À quelles sollicitations répond-il ainsi ? En cherchant dans l’histoire des années 40 à tordre le cou à la recherche en reprenant des thèses dont la faiblesse a été mainte fois démontrée, il n’ouvre pas un débat avec les historiens, il les voue aux gémonies et il n’hésiterait sans doute pas à conduire ses partisans à brûler leurs livres. Il envoie tout simplement un signal fort à tout ce que la France compte de « réactionnaires Cela explique la référence dans le titre au Grand Retour, avec les majuscules comme pour le Grand Remplacement », à ne pas confondre avec les conservateurs. Et en entretenant un discours de peur, comme un pyromane, il attise sciemment des haines d’autant plus violentes qu’il connaît le lien entre les difficultés économiques et la recherche de solutions simplistes dont les attitudes extrémistes sont l’aboutissement. Et cette réflexion est bien celle que les historiens doivent conduire mais aussi, et surtout, expliquer sans relâche.
Eric Zemmour, un tribun néophyte à la convention de la droite
La convention de la droite organisée par Marion Maréchal a mis à l’honneur Éric Zemmour, chargé de prononcer le discours d’ouverture. Pendant plus de 30 minutes, le célèbre polémiste a eu le loisir de développer ses idées politiques et de dessiner sa vision du monde, sans être interrompu, sauf de temps à autre par quelques salves d’applaudissements. La place accordée à Eric Zemmour qui n’est pas un homme politique au sens strict du terme s’explique aisément. Les stratèges de l’extrême droite qui ont assimilé les thèses gramsciennes depuis longtemps savent que la clé de la conquête du pouvoir passe par le combat culturel mené sur le terrain des idées et des valeurs. Or, il n’existe pas de nos jours en France de personnalité d’extrême droite aussi médiatique que M. Zemmour. Chroniqueur “multi-cartes”, invité régulier des plateaux télés, des studios de radio, auteur d’essais qui sont à chaque fois des best sellers, on ne pouvait trouver meilleure caisse de résonnance sur le marché! Si l’on en juge par l’impact médiatique du discours depuis une semaine, on peut estimer que les vœux des organisateurs ont été comblés au delà de leurs espérances.

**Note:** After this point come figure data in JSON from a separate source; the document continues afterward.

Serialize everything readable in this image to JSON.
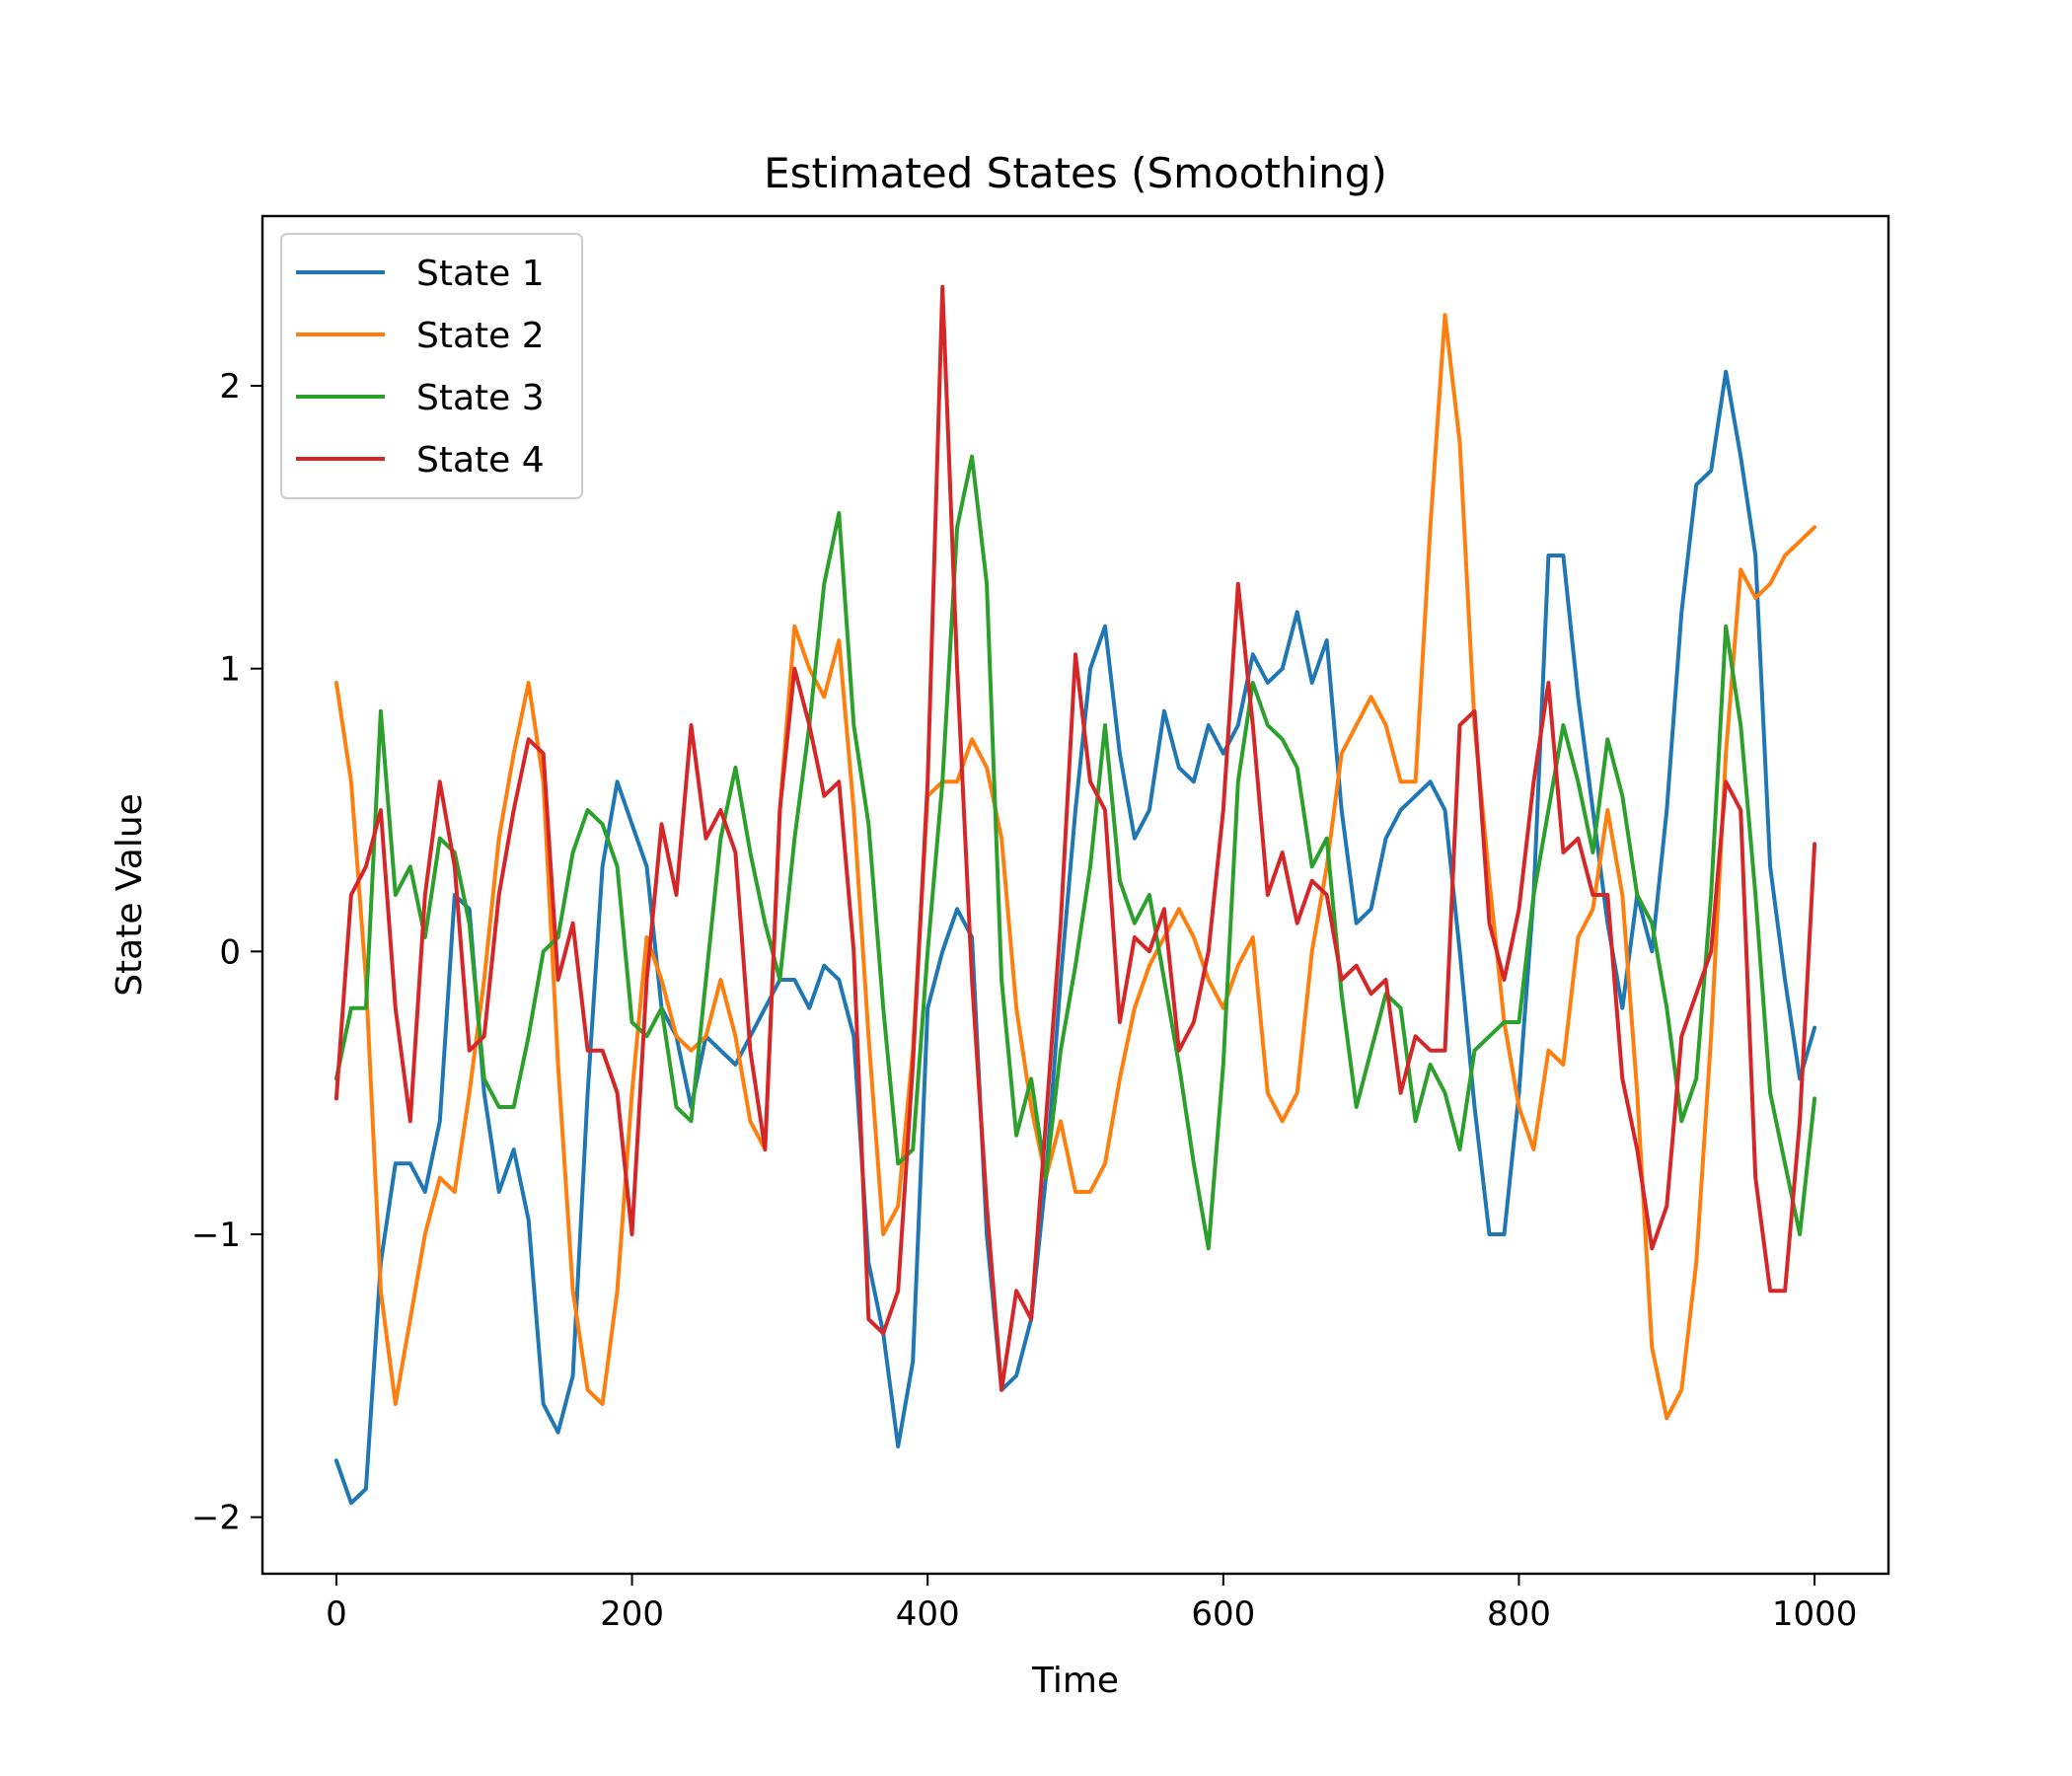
{
  "chart_data": {
    "type": "line",
    "title": "Estimated States (Smoothing)",
    "xlabel": "Time",
    "ylabel": "State Value",
    "xlim": [
      -50,
      1050
    ],
    "ylim": [
      -2.2,
      2.6
    ],
    "xticks": [
      0,
      200,
      400,
      600,
      800,
      1000
    ],
    "xtick_labels": [
      "0",
      "200",
      "400",
      "600",
      "800",
      "1000"
    ],
    "yticks": [
      -2,
      -1,
      0,
      1,
      2
    ],
    "ytick_labels": [
      "−2",
      "−1",
      "0",
      "1",
      "2"
    ],
    "grid": false,
    "legend_position": "upper-left",
    "series": [
      {
        "name": "State 1",
        "color": "#1f77b4",
        "x": [
          0,
          10,
          20,
          30,
          40,
          50,
          60,
          70,
          80,
          90,
          100,
          110,
          120,
          130,
          140,
          150,
          160,
          170,
          180,
          190,
          200,
          210,
          220,
          230,
          240,
          250,
          260,
          270,
          280,
          290,
          300,
          310,
          320,
          330,
          340,
          350,
          360,
          370,
          380,
          390,
          400,
          410,
          420,
          430,
          440,
          450,
          460,
          470,
          480,
          490,
          500,
          510,
          520,
          530,
          540,
          550,
          560,
          570,
          580,
          590,
          600,
          610,
          620,
          630,
          640,
          650,
          660,
          670,
          680,
          690,
          700,
          710,
          720,
          730,
          740,
          750,
          760,
          770,
          780,
          790,
          800,
          810,
          820,
          830,
          840,
          850,
          860,
          870,
          880,
          890,
          900,
          910,
          920,
          930,
          940,
          950,
          960,
          970,
          980,
          990,
          1000
        ],
        "values": [
          -1.8,
          -1.95,
          -1.9,
          -1.1,
          -0.75,
          -0.75,
          -0.85,
          -0.6,
          0.2,
          0.15,
          -0.5,
          -0.85,
          -0.7,
          -0.95,
          -1.6,
          -1.7,
          -1.5,
          -0.5,
          0.3,
          0.6,
          0.45,
          0.3,
          -0.2,
          -0.3,
          -0.55,
          -0.3,
          -0.35,
          -0.4,
          -0.3,
          -0.2,
          -0.1,
          -0.1,
          -0.2,
          -0.05,
          -0.1,
          -0.3,
          -1.1,
          -1.35,
          -1.75,
          -1.45,
          -0.2,
          0.0,
          0.15,
          0.05,
          -1.0,
          -1.55,
          -1.5,
          -1.3,
          -0.8,
          -0.1,
          0.5,
          1.0,
          1.15,
          0.7,
          0.4,
          0.5,
          0.85,
          0.65,
          0.6,
          0.8,
          0.7,
          0.8,
          1.05,
          0.95,
          1.0,
          1.2,
          0.95,
          1.1,
          0.5,
          0.1,
          0.15,
          0.4,
          0.5,
          0.55,
          0.6,
          0.5,
          0.0,
          -0.55,
          -1.0,
          -1.0,
          -0.5,
          0.2,
          1.4,
          1.4,
          0.9,
          0.5,
          0.1,
          -0.2,
          0.2,
          0.0,
          0.5,
          1.2,
          1.65,
          1.7,
          2.05,
          1.75,
          1.4,
          0.3,
          -0.1,
          -0.45,
          -0.27
        ]
      },
      {
        "name": "State 2",
        "color": "#ff7f0e",
        "x": [
          0,
          10,
          20,
          30,
          40,
          50,
          60,
          70,
          80,
          90,
          100,
          110,
          120,
          130,
          140,
          150,
          160,
          170,
          180,
          190,
          200,
          210,
          220,
          230,
          240,
          250,
          260,
          270,
          280,
          290,
          300,
          310,
          320,
          330,
          340,
          350,
          360,
          370,
          380,
          390,
          400,
          410,
          420,
          430,
          440,
          450,
          460,
          470,
          480,
          490,
          500,
          510,
          520,
          530,
          540,
          550,
          560,
          570,
          580,
          590,
          600,
          610,
          620,
          630,
          640,
          650,
          660,
          670,
          680,
          690,
          700,
          710,
          720,
          730,
          740,
          750,
          760,
          770,
          780,
          790,
          800,
          810,
          820,
          830,
          840,
          850,
          860,
          870,
          880,
          890,
          900,
          910,
          920,
          930,
          940,
          950,
          960,
          970,
          980,
          990,
          1000
        ],
        "values": [
          0.95,
          0.6,
          -0.1,
          -1.2,
          -1.6,
          -1.3,
          -1.0,
          -0.8,
          -0.85,
          -0.5,
          -0.1,
          0.4,
          0.7,
          0.95,
          0.6,
          -0.4,
          -1.2,
          -1.55,
          -1.6,
          -1.2,
          -0.5,
          0.05,
          -0.1,
          -0.3,
          -0.35,
          -0.3,
          -0.1,
          -0.3,
          -0.6,
          -0.7,
          0.5,
          1.15,
          1.0,
          0.9,
          1.1,
          0.5,
          -0.3,
          -1.0,
          -0.9,
          -0.35,
          0.55,
          0.6,
          0.6,
          0.75,
          0.65,
          0.4,
          -0.2,
          -0.55,
          -0.8,
          -0.6,
          -0.85,
          -0.85,
          -0.75,
          -0.45,
          -0.2,
          -0.05,
          0.05,
          0.15,
          0.05,
          -0.1,
          -0.2,
          -0.05,
          0.05,
          -0.5,
          -0.6,
          -0.5,
          0.0,
          0.3,
          0.7,
          0.8,
          0.9,
          0.8,
          0.6,
          0.6,
          1.5,
          2.25,
          1.8,
          0.8,
          0.25,
          -0.25,
          -0.55,
          -0.7,
          -0.35,
          -0.4,
          0.05,
          0.15,
          0.5,
          0.2,
          -0.5,
          -1.4,
          -1.65,
          -1.55,
          -1.1,
          -0.3,
          0.7,
          1.35,
          1.25,
          1.3,
          1.4,
          1.45,
          1.5
        ]
      },
      {
        "name": "State 3",
        "color": "#2ca02c",
        "x": [
          0,
          10,
          20,
          30,
          40,
          50,
          60,
          70,
          80,
          90,
          100,
          110,
          120,
          130,
          140,
          150,
          160,
          170,
          180,
          190,
          200,
          210,
          220,
          230,
          240,
          250,
          260,
          270,
          280,
          290,
          300,
          310,
          320,
          330,
          340,
          350,
          360,
          370,
          380,
          390,
          400,
          410,
          420,
          430,
          440,
          450,
          460,
          470,
          480,
          490,
          500,
          510,
          520,
          530,
          540,
          550,
          560,
          570,
          580,
          590,
          600,
          610,
          620,
          630,
          640,
          650,
          660,
          670,
          680,
          690,
          700,
          710,
          720,
          730,
          740,
          750,
          760,
          770,
          780,
          790,
          800,
          810,
          820,
          830,
          840,
          850,
          860,
          870,
          880,
          890,
          900,
          910,
          920,
          930,
          940,
          950,
          960,
          970,
          980,
          990,
          1000
        ],
        "values": [
          -0.45,
          -0.2,
          -0.2,
          0.85,
          0.2,
          0.3,
          0.05,
          0.4,
          0.35,
          0.1,
          -0.45,
          -0.55,
          -0.55,
          -0.3,
          0.0,
          0.05,
          0.35,
          0.5,
          0.45,
          0.3,
          -0.25,
          -0.3,
          -0.2,
          -0.55,
          -0.6,
          -0.1,
          0.4,
          0.65,
          0.35,
          0.1,
          -0.1,
          0.4,
          0.8,
          1.3,
          1.55,
          0.8,
          0.45,
          -0.2,
          -0.75,
          -0.7,
          0.0,
          0.6,
          1.5,
          1.75,
          1.3,
          -0.1,
          -0.65,
          -0.45,
          -0.8,
          -0.35,
          -0.05,
          0.3,
          0.8,
          0.25,
          0.1,
          0.2,
          -0.1,
          -0.4,
          -0.75,
          -1.05,
          -0.4,
          0.6,
          0.95,
          0.8,
          0.75,
          0.65,
          0.3,
          0.4,
          -0.15,
          -0.55,
          -0.35,
          -0.15,
          -0.2,
          -0.6,
          -0.4,
          -0.5,
          -0.7,
          -0.35,
          -0.3,
          -0.25,
          -0.25,
          0.2,
          0.5,
          0.8,
          0.6,
          0.35,
          0.75,
          0.55,
          0.2,
          0.1,
          -0.2,
          -0.6,
          -0.45,
          0.2,
          1.15,
          0.8,
          0.2,
          -0.5,
          -0.75,
          -1.0,
          -0.52
        ]
      },
      {
        "name": "State 4",
        "color": "#d62728",
        "x": [
          0,
          10,
          20,
          30,
          40,
          50,
          60,
          70,
          80,
          90,
          100,
          110,
          120,
          130,
          140,
          150,
          160,
          170,
          180,
          190,
          200,
          210,
          220,
          230,
          240,
          250,
          260,
          270,
          280,
          290,
          300,
          310,
          320,
          330,
          340,
          350,
          360,
          370,
          380,
          390,
          400,
          410,
          420,
          430,
          440,
          450,
          460,
          470,
          480,
          490,
          500,
          510,
          520,
          530,
          540,
          550,
          560,
          570,
          580,
          590,
          600,
          610,
          620,
          630,
          640,
          650,
          660,
          670,
          680,
          690,
          700,
          710,
          720,
          730,
          740,
          750,
          760,
          770,
          780,
          790,
          800,
          810,
          820,
          830,
          840,
          850,
          860,
          870,
          880,
          890,
          900,
          910,
          920,
          930,
          940,
          950,
          960,
          970,
          980,
          990,
          1000
        ],
        "values": [
          -0.52,
          0.2,
          0.3,
          0.5,
          -0.2,
          -0.6,
          0.2,
          0.6,
          0.3,
          -0.35,
          -0.3,
          0.2,
          0.5,
          0.75,
          0.7,
          -0.1,
          0.1,
          -0.35,
          -0.35,
          -0.5,
          -1.0,
          -0.1,
          0.45,
          0.2,
          0.8,
          0.4,
          0.5,
          0.35,
          -0.35,
          -0.7,
          0.5,
          1.0,
          0.8,
          0.55,
          0.6,
          0.0,
          -1.3,
          -1.35,
          -1.2,
          -0.4,
          0.6,
          2.35,
          1.0,
          -0.1,
          -0.9,
          -1.55,
          -1.2,
          -1.3,
          -0.6,
          0.1,
          1.05,
          0.6,
          0.5,
          -0.25,
          0.05,
          0.0,
          0.15,
          -0.35,
          -0.25,
          0.0,
          0.5,
          1.3,
          0.8,
          0.2,
          0.35,
          0.1,
          0.25,
          0.2,
          -0.1,
          -0.05,
          -0.15,
          -0.1,
          -0.5,
          -0.3,
          -0.35,
          -0.35,
          0.8,
          0.85,
          0.1,
          -0.1,
          0.15,
          0.6,
          0.95,
          0.35,
          0.4,
          0.2,
          0.2,
          -0.45,
          -0.7,
          -1.05,
          -0.9,
          -0.3,
          -0.15,
          0.0,
          0.6,
          0.5,
          -0.8,
          -1.2,
          -1.2,
          -0.6,
          0.38
        ]
      }
    ]
  }
}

Deux mots sur la forme. Éric Zemmour, d’ordinaire si à l’aise devant un micro, s’est révélé piètre orateur. Les mains crispés sur le pupitre, les yeux rivés sur son texte, il a lu plus que prononcé un discours. Mais après tout, ce n’est pas son métier et on ne s’improvise pas tribun populiste du jour au lendemain… Si la forme nous a quelque peu déçus, le fond en revanche a comblé toutes nos attentes…
Eric Zemmour, la haine du présent d’un contre-révolutionnaire.
Ce qui frappe chez Zemmour de prime abord, c’est son rejet du monde dans lequel il vit ; non pas critique, mais bien rejet, haine des évolutions du temps présent. Ce qui est d’autant plus curieux car que c’est justement le monde tel qu’il est qui lui assure cette notoriété et cette réussite sociale exceptionnelle. Plus que réactionnaire, Éric Zemmour est au fond un héritier de la pensée contre-révolutionnaire. Il aime montrer sa culture, il est passé maître dans l’usage des citations d’auteurs utilisés comme argument d’autorité et le fait que Joseph de Maistre soit le premier auteur à être cité n’est évidemment pas anodin…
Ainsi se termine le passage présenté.